NCAA tourney winner not always the best team

I’ll be the first one to admit that March is the most perfect time of the year. As if this summery weather in Erie isn’t enough to enjoy, every year the madness ensues at this time of the year.

Of course I’m talking about the NCAA Division I men’s basketball tournament. There’s something magical about the event that captivates an entire nation.

Whether it’s the thrill of trying to fill in the perfect bracket or watching mid-major schools knock off Goliaths such as the likes of Duke and Missouri, you have to love March Madness. There’s so much drama and enjoyment that come from watching the games.
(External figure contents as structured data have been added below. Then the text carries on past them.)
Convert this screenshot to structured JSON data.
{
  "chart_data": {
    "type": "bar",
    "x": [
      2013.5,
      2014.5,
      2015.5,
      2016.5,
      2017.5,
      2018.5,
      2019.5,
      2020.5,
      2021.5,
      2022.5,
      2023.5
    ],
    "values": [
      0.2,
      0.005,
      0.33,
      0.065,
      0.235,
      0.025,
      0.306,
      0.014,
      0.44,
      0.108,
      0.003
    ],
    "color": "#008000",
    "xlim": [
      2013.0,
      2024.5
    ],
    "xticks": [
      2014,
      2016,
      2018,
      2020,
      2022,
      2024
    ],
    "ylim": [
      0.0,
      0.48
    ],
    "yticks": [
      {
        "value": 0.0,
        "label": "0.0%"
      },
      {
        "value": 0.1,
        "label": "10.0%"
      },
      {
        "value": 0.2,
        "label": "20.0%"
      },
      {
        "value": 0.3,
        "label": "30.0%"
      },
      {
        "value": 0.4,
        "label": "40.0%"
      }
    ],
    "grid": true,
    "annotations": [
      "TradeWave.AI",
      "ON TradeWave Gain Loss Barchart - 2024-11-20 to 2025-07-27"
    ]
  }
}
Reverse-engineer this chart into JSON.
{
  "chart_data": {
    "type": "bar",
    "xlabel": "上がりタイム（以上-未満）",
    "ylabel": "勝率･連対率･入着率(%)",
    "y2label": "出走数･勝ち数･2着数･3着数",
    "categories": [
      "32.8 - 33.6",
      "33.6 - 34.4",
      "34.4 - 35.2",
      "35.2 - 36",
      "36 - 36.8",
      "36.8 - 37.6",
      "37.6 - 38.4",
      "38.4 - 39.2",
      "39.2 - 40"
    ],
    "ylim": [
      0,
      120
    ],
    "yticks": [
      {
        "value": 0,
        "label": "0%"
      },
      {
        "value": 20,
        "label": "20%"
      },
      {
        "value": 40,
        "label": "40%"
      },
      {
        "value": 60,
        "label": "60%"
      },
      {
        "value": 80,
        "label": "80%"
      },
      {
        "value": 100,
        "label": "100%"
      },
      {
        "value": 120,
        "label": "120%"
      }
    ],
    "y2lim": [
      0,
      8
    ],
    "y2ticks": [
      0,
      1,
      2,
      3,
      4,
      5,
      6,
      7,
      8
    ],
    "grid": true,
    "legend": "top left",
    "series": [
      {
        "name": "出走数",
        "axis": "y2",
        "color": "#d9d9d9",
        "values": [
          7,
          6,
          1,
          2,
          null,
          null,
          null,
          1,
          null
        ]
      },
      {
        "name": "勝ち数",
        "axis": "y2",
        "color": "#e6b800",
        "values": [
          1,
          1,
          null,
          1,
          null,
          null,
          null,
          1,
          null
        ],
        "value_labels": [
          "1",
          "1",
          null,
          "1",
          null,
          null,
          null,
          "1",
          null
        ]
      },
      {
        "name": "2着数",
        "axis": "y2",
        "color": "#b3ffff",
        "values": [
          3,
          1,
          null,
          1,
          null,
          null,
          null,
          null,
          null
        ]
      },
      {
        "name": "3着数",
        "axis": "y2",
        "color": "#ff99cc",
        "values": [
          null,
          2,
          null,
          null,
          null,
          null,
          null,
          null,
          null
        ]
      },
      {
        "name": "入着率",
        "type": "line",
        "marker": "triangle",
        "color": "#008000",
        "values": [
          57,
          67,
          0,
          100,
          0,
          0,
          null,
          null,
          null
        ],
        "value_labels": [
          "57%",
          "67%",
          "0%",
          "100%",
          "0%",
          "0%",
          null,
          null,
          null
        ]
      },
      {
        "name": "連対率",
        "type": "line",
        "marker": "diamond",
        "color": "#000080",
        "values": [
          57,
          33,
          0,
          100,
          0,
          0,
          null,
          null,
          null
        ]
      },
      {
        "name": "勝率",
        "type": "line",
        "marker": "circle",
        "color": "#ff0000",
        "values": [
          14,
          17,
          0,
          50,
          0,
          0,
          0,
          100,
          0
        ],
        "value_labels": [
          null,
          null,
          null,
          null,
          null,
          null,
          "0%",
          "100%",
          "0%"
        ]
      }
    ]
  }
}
I love the tournament. The games themselves are some of the most competitive basketball games you’ll witness all year. But I’m also willing to admit that it’s not always the best team that wins every year.
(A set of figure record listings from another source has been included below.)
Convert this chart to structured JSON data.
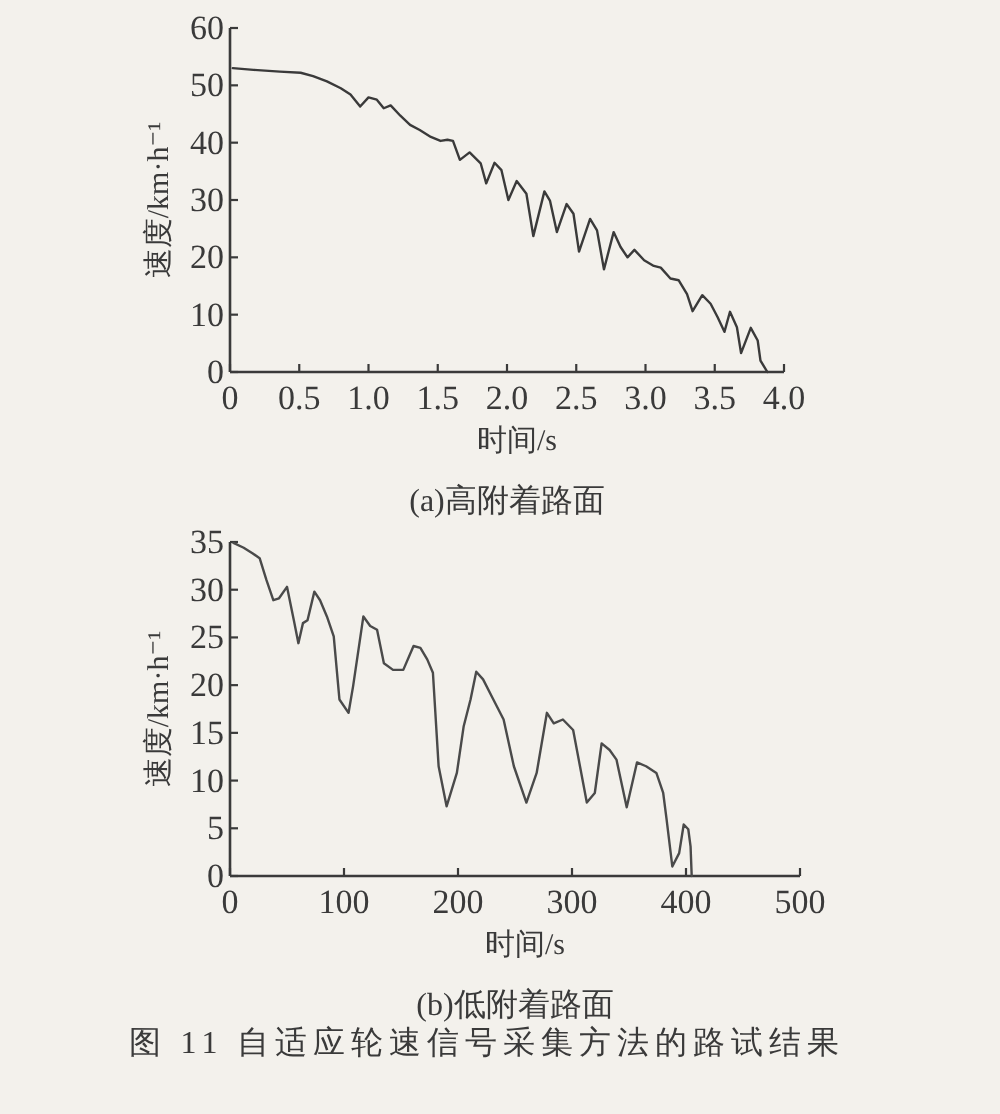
{
  "chart_data": [
    {
      "type": "line",
      "title": "(a)高附着路面",
      "xlabel": "时间/s",
      "ylabel": "速度/km·h⁻¹",
      "x": [
        0.02,
        0.17,
        0.36,
        0.51,
        0.6,
        0.7,
        0.8,
        0.87,
        0.94,
        1.0,
        1.06,
        1.11,
        1.16,
        1.23,
        1.3,
        1.37,
        1.45,
        1.52,
        1.57,
        1.61,
        1.66,
        1.73,
        1.81,
        1.85,
        1.91,
        1.96,
        2.01,
        2.07,
        2.14,
        2.19,
        2.27,
        2.31,
        2.36,
        2.43,
        2.48,
        2.52,
        2.6,
        2.65,
        2.7,
        2.77,
        2.82,
        2.87,
        2.92,
        2.99,
        3.06,
        3.11,
        3.18,
        3.24,
        3.3,
        3.34,
        3.41,
        3.47,
        3.52,
        3.57,
        3.61,
        3.66,
        3.69,
        3.76,
        3.81,
        3.83,
        3.88
      ],
      "series": [
        {
          "color": "#3a3a3a",
          "values": [
            53.0,
            52.7,
            52.4,
            52.2,
            51.6,
            50.7,
            49.5,
            48.4,
            46.3,
            47.9,
            47.5,
            46.0,
            46.5,
            44.7,
            43.1,
            42.2,
            41.0,
            40.3,
            40.5,
            40.3,
            37.0,
            38.3,
            36.4,
            32.9,
            36.5,
            35.2,
            30.0,
            33.3,
            31.1,
            23.7,
            31.5,
            29.9,
            24.4,
            29.3,
            27.6,
            21.0,
            26.7,
            24.7,
            17.9,
            24.4,
            21.8,
            20.0,
            21.3,
            19.5,
            18.5,
            18.2,
            16.3,
            16.0,
            13.6,
            10.6,
            13.4,
            11.9,
            9.6,
            7.0,
            10.5,
            7.8,
            3.3,
            7.7,
            5.5,
            2.0,
            0
          ]
        }
      ],
      "xlim": [
        0,
        4
      ],
      "xticks": [
        0,
        0.5,
        {
          "value": 1,
          "label": "1.0"
        },
        1.5,
        {
          "value": 2,
          "label": "2.0"
        },
        2.5,
        {
          "value": 3,
          "label": "3.0"
        },
        3.5,
        {
          "value": 4,
          "label": "4.0"
        }
      ],
      "ylim": [
        0,
        60
      ],
      "yticks": [
        0,
        10,
        20,
        30,
        40,
        50,
        60
      ]
    },
    {
      "type": "line",
      "title": "(b)低附着路面",
      "xlabel": "时间/s",
      "ylabel": "速度/km·h⁻¹",
      "x": [
        3,
        12,
        20,
        26,
        32,
        38,
        43,
        50,
        56,
        60,
        64,
        68,
        74,
        79,
        85,
        91,
        96,
        104,
        108,
        117,
        123,
        129,
        135,
        143,
        152,
        161,
        167,
        173,
        178,
        183,
        190,
        199,
        205,
        211,
        216,
        222,
        231,
        240,
        249,
        260,
        269,
        278,
        284,
        292,
        301,
        307,
        313,
        320,
        326,
        333,
        339,
        348,
        357,
        365,
        374,
        380,
        383,
        388,
        394,
        398,
        402,
        404,
        405
      ],
      "series": [
        {
          "color": "#4a4a4a",
          "values": [
            34.9,
            34.4,
            33.8,
            33.3,
            31.0,
            28.9,
            29.1,
            30.3,
            26.8,
            24.4,
            26.5,
            26.8,
            29.8,
            28.9,
            27.2,
            25.1,
            18.5,
            17.1,
            19.9,
            27.2,
            26.2,
            25.8,
            22.3,
            21.6,
            21.6,
            24.1,
            23.9,
            22.7,
            21.3,
            11.5,
            7.3,
            10.8,
            15.7,
            18.5,
            21.4,
            20.6,
            18.5,
            16.4,
            11.5,
            7.7,
            10.8,
            17.1,
            16.0,
            16.4,
            15.3,
            11.5,
            7.7,
            8.7,
            13.9,
            13.2,
            12.2,
            7.2,
            11.9,
            11.5,
            10.8,
            8.7,
            5.9,
            1.0,
            2.4,
            5.4,
            4.9,
            3.1,
            0
          ]
        }
      ],
      "xlim": [
        0,
        500
      ],
      "xticks": [
        0,
        100,
        200,
        300,
        400,
        500
      ],
      "ylim": [
        0,
        35
      ],
      "yticks": [
        0,
        5,
        10,
        15,
        20,
        25,
        30,
        35
      ],
      "annotations": [
        "图 11 自适应轮速信号采集方法的路试结果"
      ]
    }
  ]
}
Every team that makes it into the field of 68 deserves a shot at the national championship. And that’s just scary to think about if you ask me. To think that every year some small school like a Lehigh or a Norfolk State has the chance to be crowned national champion is laughable when you look at the big picture.

Do you think those schools, which hail from the Patriot League and the Mid-Eastern Athletic Conference respectively, could survive a rigorous schedule in one of the power conferences such as the Big Ten or the ACC?
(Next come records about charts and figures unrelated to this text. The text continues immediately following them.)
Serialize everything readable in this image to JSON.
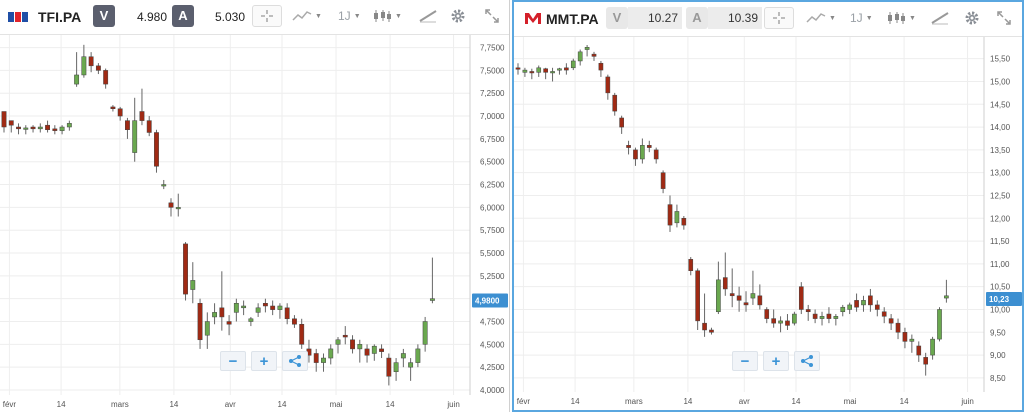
{
  "colors": {
    "up": "#6aa84f",
    "down": "#a02a14",
    "current_label": "#3c8fd1",
    "grid": "#eeeeee",
    "active_border": "#5aa7e0"
  },
  "panels": [
    {
      "symbol": "TFI.PA",
      "logo_icon": "tf1-logo-icon",
      "bid_label": "V",
      "bid": "4.980",
      "ask_label": "A",
      "ask": "5.030",
      "timeframe": "1J",
      "current_label": "4,9800",
      "y_ticks": [
        "7,7500",
        "7,5000",
        "7,2500",
        "7,0000",
        "6,7500",
        "6,5000",
        "6,2500",
        "6,0000",
        "5,7500",
        "5,5000",
        "5,2500",
        "5,0000",
        "4,7500",
        "4,5000",
        "4,2500",
        "4,0000"
      ],
      "x_ticks": [
        "févr",
        "14",
        "mars",
        "14",
        "avr",
        "14",
        "mai",
        "14",
        "juin"
      ],
      "zoom": {
        "minus": "−",
        "plus": "+"
      }
    },
    {
      "symbol": "MMT.PA",
      "logo_icon": "m6-logo-icon",
      "bid_label": "V",
      "bid": "10.27",
      "ask_label": "A",
      "ask": "10.39",
      "timeframe": "1J",
      "current_label": "10,23",
      "y_ticks": [
        "15,50",
        "15,00",
        "14,50",
        "14,00",
        "13,50",
        "13,00",
        "12,50",
        "12,00",
        "11,50",
        "11,00",
        "10,50",
        "10,00",
        "9,50",
        "9,00",
        "8,50"
      ],
      "x_ticks": [
        "févr",
        "14",
        "mars",
        "14",
        "avr",
        "14",
        "mai",
        "14",
        "juin"
      ],
      "zoom": {
        "minus": "−",
        "plus": "+"
      }
    }
  ],
  "chart_data": [
    {
      "type": "candlestick",
      "symbol": "TFI.PA",
      "ylim": [
        4.0,
        7.8
      ],
      "candles": [
        [
          7.05,
          7.0,
          6.85,
          6.82,
          6.88
        ],
        [
          6.95,
          6.95,
          6.85,
          6.82,
          6.9
        ],
        [
          6.88,
          6.92,
          6.82,
          6.8,
          6.86
        ],
        [
          6.86,
          6.9,
          6.82,
          6.8,
          6.87
        ],
        [
          6.88,
          6.9,
          6.84,
          6.82,
          6.86
        ],
        [
          6.86,
          6.92,
          6.84,
          6.82,
          6.88
        ],
        [
          6.9,
          6.95,
          6.84,
          6.82,
          6.85
        ],
        [
          6.86,
          6.9,
          6.82,
          6.8,
          6.84
        ],
        [
          6.84,
          6.9,
          6.82,
          6.8,
          6.88
        ],
        [
          6.88,
          6.95,
          6.86,
          6.84,
          6.92
        ],
        [
          7.35,
          7.7,
          7.3,
          7.32,
          7.45
        ],
        [
          7.45,
          7.78,
          7.45,
          7.42,
          7.65
        ],
        [
          7.65,
          7.7,
          7.5,
          7.48,
          7.55
        ],
        [
          7.55,
          7.58,
          7.48,
          7.46,
          7.5
        ],
        [
          7.5,
          7.52,
          7.32,
          7.3,
          7.35
        ],
        [
          7.1,
          7.12,
          7.08,
          7.05,
          7.08
        ],
        [
          7.08,
          7.1,
          6.98,
          6.95,
          7.0
        ],
        [
          6.95,
          6.98,
          6.8,
          6.75,
          6.85
        ],
        [
          6.6,
          7.2,
          6.5,
          6.5,
          6.95
        ],
        [
          7.05,
          7.3,
          6.92,
          6.9,
          6.95
        ],
        [
          6.95,
          7.0,
          6.8,
          6.78,
          6.82
        ],
        [
          6.82,
          6.85,
          6.4,
          6.38,
          6.45
        ],
        [
          6.25,
          6.3,
          6.22,
          6.2,
          6.25
        ],
        [
          6.05,
          6.1,
          5.95,
          5.9,
          6.0
        ],
        [
          6.0,
          6.15,
          5.95,
          5.9,
          6.0
        ],
        [
          5.6,
          5.62,
          5.0,
          4.98,
          5.05
        ],
        [
          5.1,
          5.4,
          4.95,
          4.95,
          5.2
        ],
        [
          4.95,
          5.0,
          4.5,
          4.45,
          4.55
        ],
        [
          4.6,
          4.85,
          4.4,
          4.45,
          4.75
        ],
        [
          4.8,
          4.95,
          4.75,
          4.72,
          4.85
        ],
        [
          4.9,
          5.3,
          4.7,
          4.65,
          4.8
        ],
        [
          4.75,
          4.82,
          4.65,
          4.6,
          4.72
        ],
        [
          4.85,
          5.0,
          4.75,
          4.75,
          4.95
        ],
        [
          4.9,
          4.98,
          4.85,
          4.82,
          4.92
        ],
        [
          4.75,
          4.8,
          4.72,
          4.7,
          4.78
        ],
        [
          4.85,
          4.95,
          4.82,
          4.8,
          4.9
        ],
        [
          4.95,
          5.0,
          4.88,
          4.85,
          4.92
        ],
        [
          4.92,
          4.98,
          4.85,
          4.82,
          4.88
        ],
        [
          4.88,
          4.95,
          4.8,
          4.78,
          4.92
        ],
        [
          4.9,
          4.95,
          4.75,
          4.72,
          4.78
        ],
        [
          4.78,
          4.82,
          4.7,
          4.68,
          4.72
        ],
        [
          4.72,
          4.78,
          4.5,
          4.45,
          4.5
        ],
        [
          4.45,
          4.55,
          4.35,
          4.3,
          4.38
        ],
        [
          4.4,
          4.45,
          4.25,
          4.2,
          4.3
        ],
        [
          4.3,
          4.4,
          4.22,
          4.2,
          4.35
        ],
        [
          4.35,
          4.5,
          4.3,
          4.28,
          4.45
        ],
        [
          4.5,
          4.58,
          4.42,
          4.4,
          4.55
        ],
        [
          4.6,
          4.7,
          4.52,
          4.5,
          4.58
        ],
        [
          4.55,
          4.6,
          4.42,
          4.4,
          4.45
        ],
        [
          4.45,
          4.55,
          4.35,
          4.3,
          4.5
        ],
        [
          4.45,
          4.5,
          4.32,
          4.3,
          4.38
        ],
        [
          4.4,
          4.5,
          4.35,
          4.32,
          4.48
        ],
        [
          4.45,
          4.5,
          4.38,
          4.35,
          4.42
        ],
        [
          4.35,
          4.4,
          4.1,
          4.05,
          4.15
        ],
        [
          4.2,
          4.35,
          4.15,
          4.1,
          4.3
        ],
        [
          4.35,
          4.45,
          4.3,
          4.25,
          4.4
        ],
        [
          4.25,
          4.35,
          4.15,
          4.1,
          4.3
        ],
        [
          4.3,
          4.5,
          4.28,
          4.25,
          4.45
        ],
        [
          4.5,
          4.8,
          4.45,
          4.42,
          4.75
        ],
        [
          4.98,
          5.45,
          4.95,
          4.95,
          5.0
        ]
      ]
    },
    {
      "type": "candlestick",
      "symbol": "MMT.PA",
      "ylim": [
        8.3,
        15.8
      ],
      "candles": [
        [
          15.3,
          15.4,
          15.2,
          15.15,
          15.28
        ],
        [
          15.2,
          15.3,
          15.15,
          15.1,
          15.25
        ],
        [
          15.22,
          15.28,
          15.1,
          15.05,
          15.2
        ],
        [
          15.2,
          15.35,
          15.15,
          15.1,
          15.3
        ],
        [
          15.28,
          15.3,
          15.1,
          15.05,
          15.2
        ],
        [
          15.2,
          15.3,
          15.05,
          15.0,
          15.22
        ],
        [
          15.25,
          15.3,
          15.2,
          15.15,
          15.28
        ],
        [
          15.3,
          15.4,
          15.2,
          15.15,
          15.25
        ],
        [
          15.3,
          15.5,
          15.3,
          15.25,
          15.45
        ],
        [
          15.45,
          15.7,
          15.4,
          15.35,
          15.65
        ],
        [
          15.7,
          15.8,
          15.6,
          15.55,
          15.75
        ],
        [
          15.6,
          15.65,
          15.5,
          15.45,
          15.55
        ],
        [
          15.4,
          15.45,
          15.2,
          15.1,
          15.25
        ],
        [
          15.1,
          15.15,
          14.7,
          14.6,
          14.75
        ],
        [
          14.7,
          14.75,
          14.3,
          14.25,
          14.35
        ],
        [
          14.2,
          14.25,
          13.9,
          13.85,
          14.0
        ],
        [
          13.6,
          13.7,
          13.5,
          13.4,
          13.55
        ],
        [
          13.5,
          13.55,
          13.2,
          13.15,
          13.3
        ],
        [
          13.3,
          13.75,
          13.2,
          13.2,
          13.6
        ],
        [
          13.6,
          13.7,
          13.5,
          13.45,
          13.55
        ],
        [
          13.5,
          13.55,
          13.25,
          13.2,
          13.3
        ],
        [
          13.0,
          13.05,
          12.6,
          12.55,
          12.65
        ],
        [
          12.3,
          12.5,
          12.1,
          11.7,
          11.85
        ],
        [
          11.9,
          12.3,
          11.9,
          11.8,
          12.15
        ],
        [
          12.0,
          12.05,
          11.8,
          11.75,
          11.85
        ],
        [
          11.1,
          11.15,
          10.8,
          10.75,
          10.85
        ],
        [
          10.85,
          10.9,
          9.7,
          9.55,
          9.75
        ],
        [
          9.7,
          10.35,
          9.45,
          9.4,
          9.55
        ],
        [
          9.55,
          9.6,
          9.5,
          9.45,
          9.5
        ],
        [
          9.95,
          11.05,
          9.95,
          9.9,
          10.65
        ],
        [
          10.7,
          11.25,
          10.4,
          10.3,
          10.45
        ],
        [
          10.35,
          10.9,
          10.1,
          10.05,
          10.3
        ],
        [
          10.3,
          10.5,
          10.0,
          9.95,
          10.2
        ],
        [
          10.15,
          10.4,
          10.0,
          9.95,
          10.1
        ],
        [
          10.25,
          10.85,
          10.15,
          10.1,
          10.35
        ],
        [
          10.3,
          10.55,
          10.05,
          10.0,
          10.1
        ],
        [
          10.0,
          10.05,
          9.75,
          9.7,
          9.8
        ],
        [
          9.8,
          10.0,
          9.65,
          9.6,
          9.7
        ],
        [
          9.7,
          9.85,
          9.55,
          9.5,
          9.75
        ],
        [
          9.75,
          9.9,
          9.6,
          9.55,
          9.65
        ],
        [
          9.7,
          9.95,
          9.65,
          9.65,
          9.9
        ],
        [
          10.5,
          10.6,
          9.95,
          9.9,
          10.0
        ],
        [
          10.0,
          10.1,
          9.8,
          9.75,
          9.95
        ],
        [
          9.9,
          10.0,
          9.75,
          9.7,
          9.8
        ],
        [
          9.8,
          9.95,
          9.7,
          9.65,
          9.85
        ],
        [
          9.9,
          10.05,
          9.75,
          9.7,
          9.8
        ],
        [
          9.8,
          9.9,
          9.7,
          9.65,
          9.85
        ],
        [
          9.95,
          10.1,
          9.9,
          9.85,
          10.05
        ],
        [
          10.0,
          10.15,
          9.95,
          9.9,
          10.1
        ],
        [
          10.2,
          10.35,
          10.0,
          9.95,
          10.05
        ],
        [
          10.1,
          10.3,
          10.0,
          9.95,
          10.2
        ],
        [
          10.3,
          10.45,
          10.0,
          9.95,
          10.1
        ],
        [
          10.1,
          10.2,
          9.9,
          9.85,
          10.0
        ],
        [
          9.95,
          10.05,
          9.75,
          9.7,
          9.85
        ],
        [
          9.8,
          9.9,
          9.6,
          9.55,
          9.7
        ],
        [
          9.7,
          9.8,
          9.4,
          9.35,
          9.5
        ],
        [
          9.5,
          9.6,
          9.2,
          9.15,
          9.3
        ],
        [
          9.3,
          9.45,
          9.1,
          9.05,
          9.35
        ],
        [
          9.2,
          9.3,
          8.9,
          8.85,
          9.0
        ],
        [
          8.95,
          9.05,
          8.6,
          8.55,
          8.8
        ],
        [
          9.0,
          9.4,
          8.95,
          8.9,
          9.35
        ],
        [
          9.35,
          10.05,
          9.3,
          9.3,
          10.0
        ],
        [
          10.25,
          10.65,
          10.2,
          10.15,
          10.3
        ]
      ]
    }
  ]
}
They would probably win a few games, but they wouldn’t stand a chance in those conferences over the long haul. And therefore, as a more-than-likely bottom dweller, if you put them in those power conferences, they wouldn’t have even made it into the tournament in the first place.

I’m not saying that those two schools are bad teams. What I’m saying is just because they advanced to the round of 32 does not necessarily mean that they are a top-32 team. I bet if Duke or Missouri had another shot at them or played them in a series of games, they wouldn’t win again or at the very least they would certainly lose the majority of the time in a playoff series.

In college basketball, the NCAA crowns a champion that is the best team over a six-game stretch instead of the best team of that season. All those regular season wins, accomplishments and feats can easily be flushed down the drain because none of it matters until March.

A team can literally go into hibernation for four months, wake up in time for the conference tournament, win that tournament and it’s automatically in. There’s something fundamentally wrong with that if a sport decides a winner that way.

But how do you change a flawed system, you might ask? Reduce the amount of teams to 32, where it was originally, at and make teams play a three-game playoff series in order to advance to the next round.

And eliminate the conference tournaments as well and only let in at-large bids. For a sport such as basketball, I believe you need a playoff series system in place in order to determine who the best team is. The NBA does it. Why can’t the NCAA do something similar? I love basketball, but when it comes to the NCAA and its handling on the basketball tournament format, I find it incredibly flawed.